Several years ago, a colleague of mine in ministry shared this with me thinking I would really enjoy it. Needless to say, she was right!
When God’s Word says, “God is love” (1 John 4:8), it’s NOT saying there is this thing out there called ‘love’ and God measures up to it. There is no external standard of love to which God is accountable. There was no existing definition of love that existed before God’s love. God himself provides the essence and definition of love. So, if it was possible, dictionary writers ought to study God first then provide their definition of ‘love.’ The same is true of us. We ought to study God first, then provide a definition of love. The opposite is what happens. And it happens within the church as well.

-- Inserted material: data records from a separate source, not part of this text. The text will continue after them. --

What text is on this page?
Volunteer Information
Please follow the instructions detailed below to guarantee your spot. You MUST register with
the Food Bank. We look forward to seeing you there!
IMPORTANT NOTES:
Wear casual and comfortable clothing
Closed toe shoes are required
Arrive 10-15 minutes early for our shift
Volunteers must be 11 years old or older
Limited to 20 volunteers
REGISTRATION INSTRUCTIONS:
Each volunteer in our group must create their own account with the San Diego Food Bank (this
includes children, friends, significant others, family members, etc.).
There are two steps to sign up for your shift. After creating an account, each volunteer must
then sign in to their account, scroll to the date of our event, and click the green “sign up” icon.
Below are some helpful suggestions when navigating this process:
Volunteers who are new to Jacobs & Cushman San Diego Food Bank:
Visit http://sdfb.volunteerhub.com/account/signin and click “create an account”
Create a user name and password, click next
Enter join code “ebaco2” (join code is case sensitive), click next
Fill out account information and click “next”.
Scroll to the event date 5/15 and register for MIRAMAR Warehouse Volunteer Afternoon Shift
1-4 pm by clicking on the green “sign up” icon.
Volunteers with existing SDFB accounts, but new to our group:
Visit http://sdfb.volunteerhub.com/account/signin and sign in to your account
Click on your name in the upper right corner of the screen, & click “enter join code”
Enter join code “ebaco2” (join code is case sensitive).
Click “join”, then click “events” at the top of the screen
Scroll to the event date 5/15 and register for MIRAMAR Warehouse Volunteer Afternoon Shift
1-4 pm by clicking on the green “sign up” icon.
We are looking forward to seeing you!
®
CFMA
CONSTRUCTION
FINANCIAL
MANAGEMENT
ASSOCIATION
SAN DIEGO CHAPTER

We need to remember the Scriptures talk about God’s love in a very nuanced fashion. We might say there are “five senses” to God’s love. First, there is the love God has for himself (John 3:35; 14:31). Second, we see God’s general love over all he has made (Matthew 5:43-45). Third, is God’s yearning love for the salvation of the world (John 3:16). Fourth, there is God’s particular, selecting love towards his elect (Malachi 1:2-3; Ephesians 5:25). Fifth, is God’s conditional love for his people (Jude 21; John 15:10).
What difference does this make? Christian cliches are interesting, but ultimately simplistic. To say, “God loves everybody the same” may be true when talking about the second “sense” of God’s love, but it’s certainly not true when talking about the fourth “sense” of God’s love. To say, “There’s nothing I can do that will make God love me more than he already does” may be true of the fourth “sense” of God’s love, but it’s certainly not true of the fifth “sense” of God’s love.
There are a couple of takeaways for us here. First, in order to know the Lord, as he has revealed himself to us, we will need long, sustained, thoughtful times reading his Word to us. There simply is no substitute nor shortcut. Second, this rich, nuanced understanding of God is practically helpful. To tell a Christian who is entrenched in sin “God loves everybody the same” is to do them a disservice. Such Christians need to be reminded they will remain in God’s love only if they do as he says. To tell a Christian riddled with insecurity over their standing with God that his love is conditional is to overburden them. Such Christians need to be reminded of God's particular, selecting love towards his elect.